Architecture Overview

  • API entrypoint mounts batch storage and routers (app/main.py:13); /ping provides basic health (app/main.py:22).
  • Config and infrastructure sourced from Settings (app/core/config.py:7); storage helpers create /srv/supplyhub/batches/{id} tree for raw, derived, and report assets (app/core/storage.py:22).
  • Data model (Batch, Document, FilledField, Validation, SystemStatusSnapshot) defined with SQLAlchemy (app/models.py:20).
  • Schemas and validation baseline enumerate expected fields per document type (app/core/schema.py:9) and feed the rule engine (app/services/validation.py:60).
  • Services layer
    • Batch lifecycle utilities with PDF splitter (app/services/batches.py:59).
    • Pipeline orchestrating OCR -> classification -> JSON fill -> scoring -> persistence (app/services/pipeline.py:78) and validation/reporting loop (app/services/pipeline.py:262).
    • Manual review helpers (app/services/review.py:32) and system metrics snapshotting (app/services/status.py:12, app/services/status.py:50).
    • Stubbed confidence scoring (app/services/confidence.py:9) and regex-based classification (app/services/classification.py:9).
  • Workers boot Celery with Redis broker and backend (app/workers/celery_app.py:9, app/workers/tasks.py:17). Failover runs tasks inline via asyncio if Celery dispatch fails (app/services/pipeline.py:281).
  • Frontend surface served via FastAPI templating (app/api/routes/web.py:31, app/templates/batch.html) for upload, batch view, and manual field confirmation; text is currently Russian and styling minimal.
  • Documentation assets: high-level overview (docs/OVERVIEW.md), detailed Russian-language spec (SPEC.md). Integration scripts for OCR and LLM testing live under est_ocr/.

Data Flow

  1. Create batch -> batches.create_batch() (app/api/routes/batches.py:28) persists a row and storage folders (app/services/batches.py:59).
  2. Upload files -> sanitized, optionally split per PDF page, stored under aw/ (app/services/batches.py:81).
  3. Process request enqueues Celery; fallback runs local pipeline (app/services/pipeline.py:281). The pipeline writes OCR payloads, flattened filled fields, and updates document status (app/services/pipeline.py:118, app/services/pipeline.py:230).
  4. Review endpoints surface low-confidence and missing fields (app/api/routes/batches.py:64, app/services/review.py:32) sorted by confidence.
  5. Manual edits create new FilledField versions (app/services/review.py:80). Completion triggers validation (app/services/pipeline.py:262) and report generation with warnings merged into validations (app/services/reporting.py:34).
  6. Reports and archive retrieval read from the filesystem (app/services/reports.py:9, app/api/routes/archive.py:17). /system/status returns DB stats plus the latest snapshot (app/api/routes/system.py:14).

Directory Layout

app/ api/ # FastAPI routers and schemas core/ # config, storage, enums, document schema mock_services/ # ChatGPT OCR and JSON filler adapters plus templates scripts/ # init_db helper services/ # business logic (pipeline, validation, review, etc.) templates/ # HTML views for manual review workers/ # Celery wiring docs/ # human-facing docs test_ocr/ # local adapters smoke tests plus sample assets Dockerfile, docker-compose.yml, SPEC.md, pyproject.toml

Configuration and Deployment

  • Runtime dependencies declared in pyproject.toml; Docker image installs in editable mode for live reload.
  • docker-compose.yml provisions Postgres, Redis, API, worker, init-db, and shared storage volume; the worker expects the JSON filler adapter on host port 9002 (OCR now runs in-process).
  • Environment variables prefixed SUPPLYHUB_ configure DB, Redis, Celery, paths, and stub toggles (app/core/config.py:7). SUPPLYHUB_USE_STUB_SERVICES=1 forces internal mocks.

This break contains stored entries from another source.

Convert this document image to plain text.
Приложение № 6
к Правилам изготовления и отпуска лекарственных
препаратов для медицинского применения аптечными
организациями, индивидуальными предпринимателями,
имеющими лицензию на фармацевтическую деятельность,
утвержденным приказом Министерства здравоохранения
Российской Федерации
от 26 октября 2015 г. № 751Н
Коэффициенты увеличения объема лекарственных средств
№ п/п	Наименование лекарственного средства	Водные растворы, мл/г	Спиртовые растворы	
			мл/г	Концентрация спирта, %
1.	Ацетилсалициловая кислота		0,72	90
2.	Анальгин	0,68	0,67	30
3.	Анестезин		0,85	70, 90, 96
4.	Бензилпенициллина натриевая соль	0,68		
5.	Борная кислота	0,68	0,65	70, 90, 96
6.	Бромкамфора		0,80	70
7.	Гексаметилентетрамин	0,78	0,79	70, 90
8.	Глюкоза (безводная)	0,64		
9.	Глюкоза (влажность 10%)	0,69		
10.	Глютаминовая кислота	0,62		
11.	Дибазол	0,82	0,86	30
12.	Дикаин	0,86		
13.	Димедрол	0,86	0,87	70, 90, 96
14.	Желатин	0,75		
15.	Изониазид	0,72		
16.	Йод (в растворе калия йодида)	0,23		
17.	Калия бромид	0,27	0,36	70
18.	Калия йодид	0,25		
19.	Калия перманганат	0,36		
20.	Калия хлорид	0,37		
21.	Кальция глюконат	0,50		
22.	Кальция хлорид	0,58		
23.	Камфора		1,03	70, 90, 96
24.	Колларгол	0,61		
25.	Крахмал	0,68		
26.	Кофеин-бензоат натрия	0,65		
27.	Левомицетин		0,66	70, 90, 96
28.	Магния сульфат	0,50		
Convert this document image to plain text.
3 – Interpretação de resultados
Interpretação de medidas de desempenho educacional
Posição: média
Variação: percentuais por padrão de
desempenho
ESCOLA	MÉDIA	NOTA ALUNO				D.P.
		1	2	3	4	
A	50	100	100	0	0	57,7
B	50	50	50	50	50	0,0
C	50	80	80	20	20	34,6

External and Mock Services

  • OCR pipeline runs in-process via app/services/ocr.py and app/services/dots_ocr_adapter.py, talking to the vLLM container directly (HTTP fallback is only used when SUPPLYHUB_OCR_ENDPOINT is set). The JSON filler adapter (app/mock_services/chatgpt_json_filler.py:57) targets OpenRouter/OpenAI but falls back to deterministic stubs loaded from app/mock_services/docs_json/.
  • CLI smoke tests ( est_ocr/testim.py, est_ocr/test_json_filler.py) can hit adapters or external endpoints directly.

Current Gaps and Risks

  • AI quality: classification misses PROFORMA and SPECIFICATION types, confidence is random, OCR and LLM prompts not tuned, no grounding in document schema beyond template merge.
  • Frontend UX: Jinja pages lack pagination, diffing, previews, keyboard shortcuts, or upload progress; no localization toggle or auth.
  • Ops: no Alembic migrations, tests, tracing, or rate limiting; error messages partly in Russian, inconsistent logging; warnings stored in batch meta but not surfaced elsewhere.
  • Security and compliance: unauthenticated endpoints, no audit logging, static file serving exposes the entire storage root.

Backlog and Next Steps

Frontend

  1. Replace Jinja views with a modern SPA (or richer server-rendered UI) supporting live status, previews, validation drilldown, and multi-user review.
  2. Implement authentication, session management, and role-based access.
  3. Improve localization (RU and EN), accessibility, and error messaging consistency.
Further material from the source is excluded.